At a virtual town hall during Rare Disease Week, FDA leaders and patient advocates outlined regulatory changes aimed at speeding development and access to therapies for small patient populations. Speaker 1 said the agency plans a "plausible mechanism pathway" for ultra‑rare and bespoke conditions to allow regulatory decisions when traditional clinical data are limited.
"We wanna see more baby KJ's," Speaker 1 said, using a cited pediatric case as an example of the patients such reforms aim to help. Speaker 1 also said the agency is pursuing manufacturing and chemistry‑manufacturing‑controls (CMC) flexibility, including moving away from rigid multi‑batch routine requirements and allowing Bayesian statistical approaches to identify dosing in small or pediatric populations.
Participants discussed the tension between speed and safety. Speaker 1 framed it as a balance: regulators "don't want to see people harmed by drugs that have data showing that they don't work," but also want to accelerate access for patients with few options. To increase transparency, Speaker 1 said the FDA now makes its letters to companies public so the public can see why decisions were made.
Compassionate use and expanded access drew sustained attention. When asked about those policies, Speaker 1 said, "I believe in all of it. And so I've signed 100% of compassionate use authorizations that have come before the FDA." Speaker 1 acknowledged that companies sometimes resist providing investigational therapies on expanded access because of concerns about trial outcomes and urged common‑sense solutions to reduce barriers.

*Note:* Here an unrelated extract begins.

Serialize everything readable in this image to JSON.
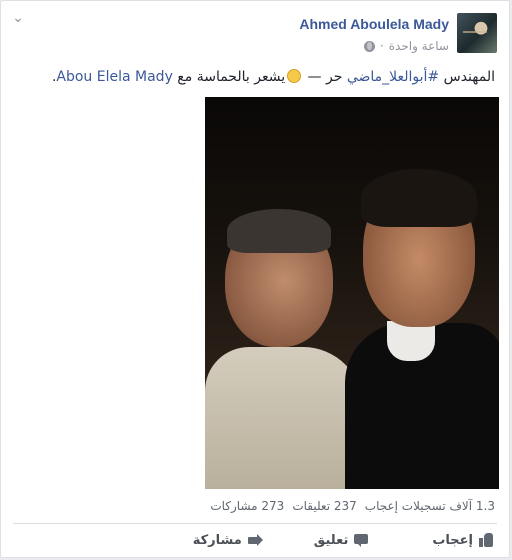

The town hall also highlighted that regulatory incentives already exist for rare‑disease development, including user‑fee waivers and transferable incentives. Speaker 1 described a transferable voucher program that they characterized as a large commercial incentive for developers.
The session closed with a reiteration of two agency priorities: more cures and meaningful treatments, and healthier food for children. Speaker 1 said those goals will continue to guide FDA efforts to both protect public health and speed access where appropriate.
Next steps indicated by participants included more outreach to patient communities, continued transparency about review decisions and further regulatory guidance on applying flexible statistical and manufacturing approaches for ultra‑rare therapies.